緊張した面持ちで、いつものようにガラス越しに店内を覗き込む。時刻を確認してギリギリな事に気づくと、入店を躊躇して入口から一歩遠ざかった。その姿に気付いた優が、慌てて声を掛けに動いた。
「いらっしゃいませ」
「すみません。ギリギリの時間に」
「いえ、大丈夫ですよ」
一目見て察した舞美もにこやかに挨拶する。
「いらっしゃいませ」
「実は、今日は花を買いに来たわけでは無くて……」
「神尾さんのことですか?」
先手を打った優に、申し訳なさそうに頷いた。
「はい。あの、私は
本来、顧客の情報を漏らすのは個人情報保護の観点から好ましくは無い。だが優の直感は、藤倉を信頼すると決断していた。
「毎日撮影に飛び回られているようで、精力的に活動されていますよ」
「そうですか。良かったです」
優の言葉にほっと胸を撫で下ろしつつも、どこか淋しげな藤倉を見て、舞美もリスクを抱える覚悟を決めたようだ。彼の想いを掬い取るように、踏み込んだ話を付け加えた。
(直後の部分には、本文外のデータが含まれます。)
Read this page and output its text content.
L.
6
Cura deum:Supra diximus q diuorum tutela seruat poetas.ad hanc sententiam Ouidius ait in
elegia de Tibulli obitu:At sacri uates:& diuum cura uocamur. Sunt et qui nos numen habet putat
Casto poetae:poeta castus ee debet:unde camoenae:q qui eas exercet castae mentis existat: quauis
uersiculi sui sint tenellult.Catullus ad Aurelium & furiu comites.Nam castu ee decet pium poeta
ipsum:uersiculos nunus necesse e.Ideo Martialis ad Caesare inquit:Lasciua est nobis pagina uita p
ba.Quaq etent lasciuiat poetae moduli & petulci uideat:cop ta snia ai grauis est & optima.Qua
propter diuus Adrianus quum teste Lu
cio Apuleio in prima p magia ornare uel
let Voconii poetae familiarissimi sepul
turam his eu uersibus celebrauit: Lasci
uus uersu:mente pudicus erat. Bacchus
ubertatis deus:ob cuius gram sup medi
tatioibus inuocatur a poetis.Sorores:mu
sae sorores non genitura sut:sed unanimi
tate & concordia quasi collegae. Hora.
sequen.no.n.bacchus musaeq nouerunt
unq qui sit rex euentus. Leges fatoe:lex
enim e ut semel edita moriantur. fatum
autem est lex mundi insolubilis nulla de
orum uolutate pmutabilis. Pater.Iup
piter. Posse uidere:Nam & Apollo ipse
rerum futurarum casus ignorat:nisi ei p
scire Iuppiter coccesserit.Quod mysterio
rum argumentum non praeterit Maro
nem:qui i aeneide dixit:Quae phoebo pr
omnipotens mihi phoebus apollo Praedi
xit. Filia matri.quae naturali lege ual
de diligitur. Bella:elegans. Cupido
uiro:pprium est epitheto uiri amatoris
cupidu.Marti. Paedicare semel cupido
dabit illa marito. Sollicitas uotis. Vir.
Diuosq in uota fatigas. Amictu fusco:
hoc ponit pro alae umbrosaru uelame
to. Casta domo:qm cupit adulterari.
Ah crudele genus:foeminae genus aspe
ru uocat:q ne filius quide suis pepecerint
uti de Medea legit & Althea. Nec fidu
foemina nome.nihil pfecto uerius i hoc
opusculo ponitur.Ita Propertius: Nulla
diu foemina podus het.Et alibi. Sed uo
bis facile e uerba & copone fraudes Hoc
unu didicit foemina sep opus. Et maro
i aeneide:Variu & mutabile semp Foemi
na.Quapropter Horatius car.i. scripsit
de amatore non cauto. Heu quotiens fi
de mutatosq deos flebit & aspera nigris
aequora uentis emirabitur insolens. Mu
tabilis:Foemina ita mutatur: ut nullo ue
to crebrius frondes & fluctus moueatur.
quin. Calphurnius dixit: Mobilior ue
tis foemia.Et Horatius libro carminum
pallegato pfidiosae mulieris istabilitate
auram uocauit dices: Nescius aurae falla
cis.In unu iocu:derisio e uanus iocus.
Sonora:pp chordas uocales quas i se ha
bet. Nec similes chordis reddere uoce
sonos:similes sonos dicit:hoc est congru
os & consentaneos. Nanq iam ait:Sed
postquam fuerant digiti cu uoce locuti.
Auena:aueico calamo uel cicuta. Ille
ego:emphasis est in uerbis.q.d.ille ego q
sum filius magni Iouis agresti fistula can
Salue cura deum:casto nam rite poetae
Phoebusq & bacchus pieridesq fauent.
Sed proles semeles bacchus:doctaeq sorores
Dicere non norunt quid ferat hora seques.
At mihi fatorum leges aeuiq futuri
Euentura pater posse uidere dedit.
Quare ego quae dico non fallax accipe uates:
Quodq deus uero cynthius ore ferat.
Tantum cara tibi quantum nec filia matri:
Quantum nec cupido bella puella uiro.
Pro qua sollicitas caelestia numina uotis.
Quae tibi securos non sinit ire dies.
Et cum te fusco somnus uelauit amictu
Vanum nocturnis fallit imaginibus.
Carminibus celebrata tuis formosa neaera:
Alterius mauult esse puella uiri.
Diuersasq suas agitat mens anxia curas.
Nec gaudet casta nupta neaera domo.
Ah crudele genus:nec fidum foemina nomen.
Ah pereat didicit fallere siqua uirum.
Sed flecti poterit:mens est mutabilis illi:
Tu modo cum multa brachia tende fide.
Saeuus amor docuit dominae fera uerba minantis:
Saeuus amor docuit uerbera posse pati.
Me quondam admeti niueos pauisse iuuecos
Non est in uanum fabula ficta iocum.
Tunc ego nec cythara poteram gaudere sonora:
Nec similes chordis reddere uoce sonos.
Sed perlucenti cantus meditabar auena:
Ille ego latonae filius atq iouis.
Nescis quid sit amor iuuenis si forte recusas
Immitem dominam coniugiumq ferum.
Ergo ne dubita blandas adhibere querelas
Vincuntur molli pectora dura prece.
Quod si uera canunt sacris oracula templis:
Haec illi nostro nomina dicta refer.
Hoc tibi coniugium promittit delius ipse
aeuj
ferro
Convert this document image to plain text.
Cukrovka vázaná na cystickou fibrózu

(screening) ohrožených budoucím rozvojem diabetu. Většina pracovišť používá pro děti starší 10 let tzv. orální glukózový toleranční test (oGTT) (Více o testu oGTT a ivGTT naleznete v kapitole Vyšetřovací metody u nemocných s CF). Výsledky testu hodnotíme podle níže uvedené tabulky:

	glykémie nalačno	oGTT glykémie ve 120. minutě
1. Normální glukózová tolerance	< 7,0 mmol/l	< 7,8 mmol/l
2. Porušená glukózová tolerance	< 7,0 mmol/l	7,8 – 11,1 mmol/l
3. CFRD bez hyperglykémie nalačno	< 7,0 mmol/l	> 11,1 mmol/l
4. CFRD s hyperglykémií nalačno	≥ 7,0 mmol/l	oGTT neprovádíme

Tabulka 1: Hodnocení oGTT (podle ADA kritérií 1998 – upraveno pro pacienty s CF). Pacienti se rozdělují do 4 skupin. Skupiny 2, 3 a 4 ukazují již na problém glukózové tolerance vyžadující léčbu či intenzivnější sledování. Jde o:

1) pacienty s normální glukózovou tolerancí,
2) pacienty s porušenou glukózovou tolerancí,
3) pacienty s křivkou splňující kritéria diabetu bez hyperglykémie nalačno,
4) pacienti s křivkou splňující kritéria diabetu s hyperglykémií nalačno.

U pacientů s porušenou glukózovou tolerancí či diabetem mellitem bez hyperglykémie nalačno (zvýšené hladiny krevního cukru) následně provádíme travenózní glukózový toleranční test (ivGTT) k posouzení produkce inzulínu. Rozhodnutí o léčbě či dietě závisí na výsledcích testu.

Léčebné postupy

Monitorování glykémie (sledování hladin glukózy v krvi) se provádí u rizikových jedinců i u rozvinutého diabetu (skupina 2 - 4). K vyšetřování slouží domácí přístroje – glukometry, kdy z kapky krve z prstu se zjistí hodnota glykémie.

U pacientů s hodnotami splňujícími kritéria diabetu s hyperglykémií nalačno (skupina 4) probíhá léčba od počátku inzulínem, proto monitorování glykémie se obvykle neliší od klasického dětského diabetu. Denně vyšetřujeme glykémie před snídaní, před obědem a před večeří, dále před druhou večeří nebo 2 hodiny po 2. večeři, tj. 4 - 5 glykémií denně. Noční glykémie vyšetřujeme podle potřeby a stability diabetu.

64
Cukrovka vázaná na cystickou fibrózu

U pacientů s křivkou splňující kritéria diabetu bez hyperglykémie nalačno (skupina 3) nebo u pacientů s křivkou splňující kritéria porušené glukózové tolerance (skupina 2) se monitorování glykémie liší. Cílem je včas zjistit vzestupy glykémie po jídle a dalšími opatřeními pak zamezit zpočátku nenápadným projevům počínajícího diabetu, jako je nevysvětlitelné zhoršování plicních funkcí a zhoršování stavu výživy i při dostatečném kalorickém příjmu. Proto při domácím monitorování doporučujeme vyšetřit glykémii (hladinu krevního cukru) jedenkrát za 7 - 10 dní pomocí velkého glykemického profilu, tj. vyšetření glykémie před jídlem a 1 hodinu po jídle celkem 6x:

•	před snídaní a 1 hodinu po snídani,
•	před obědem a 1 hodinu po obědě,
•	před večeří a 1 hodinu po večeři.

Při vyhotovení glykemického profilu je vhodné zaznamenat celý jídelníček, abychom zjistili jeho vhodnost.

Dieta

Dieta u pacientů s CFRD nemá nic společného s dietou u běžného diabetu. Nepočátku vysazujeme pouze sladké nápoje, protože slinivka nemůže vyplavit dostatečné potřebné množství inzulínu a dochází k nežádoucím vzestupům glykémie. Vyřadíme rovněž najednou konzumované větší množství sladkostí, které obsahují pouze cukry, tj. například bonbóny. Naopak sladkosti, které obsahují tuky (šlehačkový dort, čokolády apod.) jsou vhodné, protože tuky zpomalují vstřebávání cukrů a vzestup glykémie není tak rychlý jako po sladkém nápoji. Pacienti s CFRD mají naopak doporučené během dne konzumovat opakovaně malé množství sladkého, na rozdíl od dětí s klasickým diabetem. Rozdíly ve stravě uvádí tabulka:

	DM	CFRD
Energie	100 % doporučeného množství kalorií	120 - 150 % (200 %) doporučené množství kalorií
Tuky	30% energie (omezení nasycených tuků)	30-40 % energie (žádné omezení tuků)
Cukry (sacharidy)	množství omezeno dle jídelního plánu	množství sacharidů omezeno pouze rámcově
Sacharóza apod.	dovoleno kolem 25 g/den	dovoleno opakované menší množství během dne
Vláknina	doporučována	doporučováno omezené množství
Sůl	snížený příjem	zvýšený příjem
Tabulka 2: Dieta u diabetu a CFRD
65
「独立してフリーになられてからは、物凄く忙しいそうで、恋愛している余裕が無いとボヤかれていましたけど」
最後は申し訳無さそうに「でも、本当のところは御本人にお聞きしないとわかりませんが」と付け加えた。
「ああ、もちろん、そうですよね。すみません。言いにくいことまで言わせてしまって。ありがとうございました」
藤倉は感謝を込めて深く頭を下げた。